Prices of new apartments in HCMC jumped by 8-15 percent in the second quarter but the secondary market slumped.
High-end apartments accounted for nearly 78 percent of new supply in the second quarter, pushing the average price tag up from the first quarter, according to data from consultancy DKRA Vietnam.
Another consultancy, CBRE Vietnam, said prices had risen by 8.6 percent to US$2,455 a square meter.
Real estate platform Batdongsan attributed the rise to higher construction costs.
Apartments with price tags of under VND40 million ($1,710) have gone extinct, it noted.
However, it was a different story on the secondary market, with both sales and prices falling.
A VnExpress survey found that prices of apartments resold in Thu Duc City and nearby localities had dropped by 5-10 percent, as investors tried to get rid of their loan burden.
Many sold at cost price and even losses of up to 10 percent due to a cash crunch, the director of a real estate company in Thu Duc City said.

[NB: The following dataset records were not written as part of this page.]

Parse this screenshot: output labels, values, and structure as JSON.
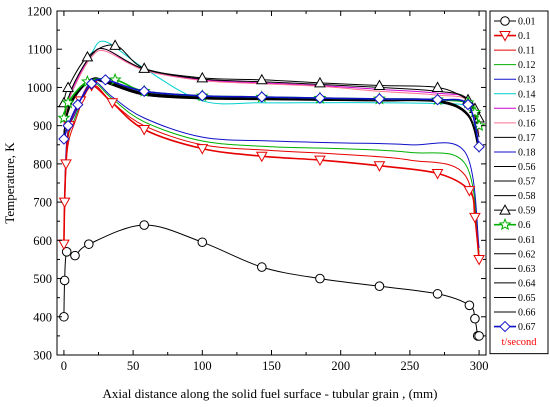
{
  "chart_data": {
    "type": "line",
    "title": "",
    "xlabel": "Axial distance along the solid fuel surface - tubular grain , (mm)",
    "ylabel": "Temperature, K",
    "xlim": [
      -5,
      305
    ],
    "ylim": [
      300,
      1200
    ],
    "xticks": [
      0,
      50,
      100,
      150,
      200,
      250,
      300
    ],
    "yticks": [
      300,
      400,
      500,
      600,
      700,
      800,
      900,
      1000,
      1100,
      1200
    ],
    "grid": false,
    "legend_position": "right-outside",
    "legend_unit_label": "t/second",
    "colors": {
      "black": "#000000",
      "red": "#e60000",
      "green": "#00b000",
      "blue": "#1010c8",
      "cyan": "#00d0d0",
      "magenta": "#d000d0",
      "pink": "#ff7090",
      "red_label": "#ff0000"
    },
    "series": [
      {
        "name": "0.01",
        "color": "#000000",
        "marker": "circle",
        "x": [
          0,
          0.5,
          2,
          8,
          18,
          58,
          100,
          143,
          185,
          228,
          270,
          293,
          297,
          299,
          300
        ],
        "y": [
          400,
          495,
          570,
          560,
          590,
          640,
          595,
          530,
          500,
          480,
          460,
          430,
          395,
          350,
          350
        ]
      },
      {
        "name": "0.1",
        "color": "#e60000",
        "marker": "triangle-down",
        "x": [
          0,
          0.5,
          1.5,
          4,
          12,
          20,
          35,
          58,
          100,
          143,
          185,
          228,
          270,
          293,
          297,
          300
        ],
        "y": [
          590,
          700,
          800,
          900,
          965,
          1005,
          960,
          890,
          840,
          820,
          810,
          795,
          775,
          730,
          660,
          550
        ]
      },
      {
        "name": "0.11",
        "color": "#e60000",
        "marker": "",
        "x": [
          0,
          2,
          8,
          20,
          35,
          58,
          100,
          150,
          200,
          250,
          290,
          300
        ],
        "y": [
          600,
          820,
          910,
          1005,
          960,
          900,
          850,
          835,
          825,
          810,
          770,
          560
        ]
      },
      {
        "name": "0.12",
        "color": "#00b000",
        "marker": "",
        "x": [
          0,
          2,
          8,
          20,
          35,
          58,
          100,
          150,
          200,
          250,
          290,
          300
        ],
        "y": [
          610,
          840,
          920,
          1010,
          970,
          910,
          860,
          845,
          840,
          830,
          800,
          570
        ]
      },
      {
        "name": "0.13",
        "color": "#1010c8",
        "marker": "",
        "x": [
          0,
          2,
          8,
          20,
          35,
          58,
          100,
          150,
          200,
          250,
          290,
          300
        ],
        "y": [
          620,
          860,
          930,
          1015,
          975,
          920,
          870,
          860,
          855,
          850,
          830,
          580
        ]
      },
      {
        "name": "0.14",
        "color": "#00d0d0",
        "marker": "",
        "x": [
          0,
          3,
          10,
          20,
          30,
          58,
          100,
          143,
          185,
          228,
          270,
          292,
          300
        ],
        "y": [
          900,
          960,
          1020,
          1090,
          1120,
          1050,
          965,
          960,
          960,
          960,
          958,
          950,
          900
        ]
      },
      {
        "name": "0.15",
        "color": "#d000d0",
        "marker": "",
        "x": [
          0,
          3,
          10,
          20,
          30,
          58,
          100,
          143,
          185,
          228,
          270,
          292,
          300
        ],
        "y": [
          900,
          965,
          1025,
          1085,
          1100,
          1045,
          1020,
          1012,
          1005,
          995,
          985,
          970,
          890
        ]
      },
      {
        "name": "0.16",
        "color": "#ff7090",
        "marker": "",
        "x": [
          0,
          3,
          10,
          20,
          30,
          58,
          100,
          143,
          185,
          228,
          270,
          292,
          300
        ],
        "y": [
          895,
          960,
          1020,
          1080,
          1095,
          1045,
          1018,
          1010,
          1003,
          990,
          980,
          965,
          880
        ]
      },
      {
        "name": "0.17",
        "color": "#000000",
        "marker": "",
        "x": [
          0,
          3,
          10,
          20,
          30,
          58,
          100,
          143,
          185,
          228,
          270,
          292,
          300
        ],
        "y": [
          910,
          970,
          1030,
          1085,
          1100,
          1048,
          1022,
          1015,
          1008,
          1000,
          990,
          968,
          870
        ]
      },
      {
        "name": "0.18",
        "color": "#1010c8",
        "marker": "",
        "x": [
          0,
          3,
          10,
          20,
          30,
          58,
          100,
          143,
          185,
          228,
          270,
          292,
          300
        ],
        "y": [
          880,
          940,
          985,
          1020,
          1015,
          980,
          972,
          970,
          968,
          966,
          965,
          930,
          830
        ]
      },
      {
        "name": "0.56",
        "color": "#000000",
        "marker": "",
        "x": [
          0,
          3,
          10,
          20,
          30,
          58,
          100,
          143,
          185,
          228,
          270,
          292,
          300
        ],
        "y": [
          880,
          945,
          990,
          1022,
          1018,
          985,
          975,
          972,
          970,
          968,
          966,
          930,
          840
        ]
      },
      {
        "name": "0.57",
        "color": "#000000",
        "marker": "",
        "x": [
          0,
          3,
          10,
          20,
          30,
          58,
          100,
          143,
          185,
          228,
          270,
          292,
          300
        ],
        "y": [
          870,
          935,
          985,
          1018,
          1012,
          980,
          970,
          968,
          966,
          965,
          962,
          925,
          830
        ]
      },
      {
        "name": "0.58",
        "color": "#000000",
        "marker": "",
        "x": [
          0,
          3,
          10,
          20,
          30,
          58,
          100,
          143,
          185,
          228,
          270,
          292,
          300
        ],
        "y": [
          875,
          940,
          988,
          1020,
          1015,
          982,
          972,
          970,
          968,
          966,
          964,
          928,
          835
        ]
      },
      {
        "name": "0.59",
        "color": "#000000",
        "marker": "triangle-up",
        "x": [
          0,
          3,
          17,
          37,
          58,
          100,
          143,
          185,
          228,
          270,
          292,
          297,
          300
        ],
        "y": [
          960,
          1000,
          1080,
          1110,
          1050,
          1025,
          1020,
          1012,
          1005,
          1000,
          968,
          945,
          920
        ]
      },
      {
        "name": "0.6",
        "color": "#00b000",
        "marker": "star",
        "x": [
          0,
          3,
          17,
          37,
          58,
          100,
          143,
          185,
          228,
          270,
          292,
          297,
          300
        ],
        "y": [
          920,
          960,
          1015,
          1020,
          990,
          978,
          975,
          972,
          970,
          968,
          960,
          935,
          900
        ]
      },
      {
        "name": "0.61",
        "color": "#000000",
        "marker": "",
        "x": [
          0,
          3,
          10,
          20,
          30,
          58,
          100,
          143,
          185,
          228,
          270,
          292,
          300
        ],
        "y": [
          878,
          942,
          989,
          1021,
          1016,
          983,
          973,
          971,
          969,
          967,
          965,
          929,
          838
        ]
      },
      {
        "name": "0.62",
        "color": "#000000",
        "marker": "",
        "x": [
          0,
          3,
          10,
          20,
          30,
          58,
          100,
          143,
          185,
          228,
          270,
          292,
          300
        ],
        "y": [
          872,
          938,
          986,
          1019,
          1014,
          981,
          971,
          969,
          967,
          965,
          963,
          926,
          832
        ]
      },
      {
        "name": "0.63",
        "color": "#000000",
        "marker": "",
        "x": [
          0,
          3,
          10,
          20,
          30,
          58,
          100,
          143,
          185,
          228,
          270,
          292,
          300
        ],
        "y": [
          882,
          946,
          991,
          1023,
          1019,
          986,
          976,
          973,
          971,
          969,
          967,
          931,
          842
        ]
      },
      {
        "name": "0.64",
        "color": "#000000",
        "marker": "",
        "x": [
          0,
          3,
          10,
          20,
          30,
          58,
          100,
          143,
          185,
          228,
          270,
          292,
          300
        ],
        "y": [
          876,
          941,
          987,
          1020,
          1015,
          982,
          972,
          970,
          968,
          966,
          964,
          928,
          836
        ]
      },
      {
        "name": "0.65",
        "color": "#000000",
        "marker": "",
        "x": [
          0,
          3,
          10,
          20,
          30,
          58,
          100,
          143,
          185,
          228,
          270,
          292,
          300
        ],
        "y": [
          879,
          943,
          989,
          1021,
          1017,
          984,
          974,
          971,
          969,
          967,
          965,
          930,
          839
        ]
      },
      {
        "name": "0.66",
        "color": "#000000",
        "marker": "",
        "x": [
          0,
          3,
          10,
          20,
          30,
          58,
          100,
          143,
          185,
          228,
          270,
          292,
          300
        ],
        "y": [
          874,
          939,
          986,
          1019,
          1014,
          981,
          971,
          969,
          967,
          965,
          963,
          927,
          834
        ]
      },
      {
        "name": "0.67",
        "color": "#1010c8",
        "marker": "diamond",
        "x": [
          0,
          3,
          10,
          20,
          30,
          58,
          100,
          143,
          185,
          228,
          270,
          292,
          300
        ],
        "y": [
          865,
          900,
          955,
          1010,
          1020,
          990,
          978,
          975,
          972,
          970,
          968,
          955,
          845
        ]
      }
    ]
  }
}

Demand also fell, and prices could drop further as banks tighten lending to property developers and buyers, he added.
Vo Hong Thang, head of research and development at DKRA Vietnam, said rising inflation and interest rates are the two main reasons for the slump.
Deputy director of CBRE Vietnam, Pham Ngoc Thien Thanh, also pointed to the long-drawn approval process and supply-demand mismatch as challenges facing the market.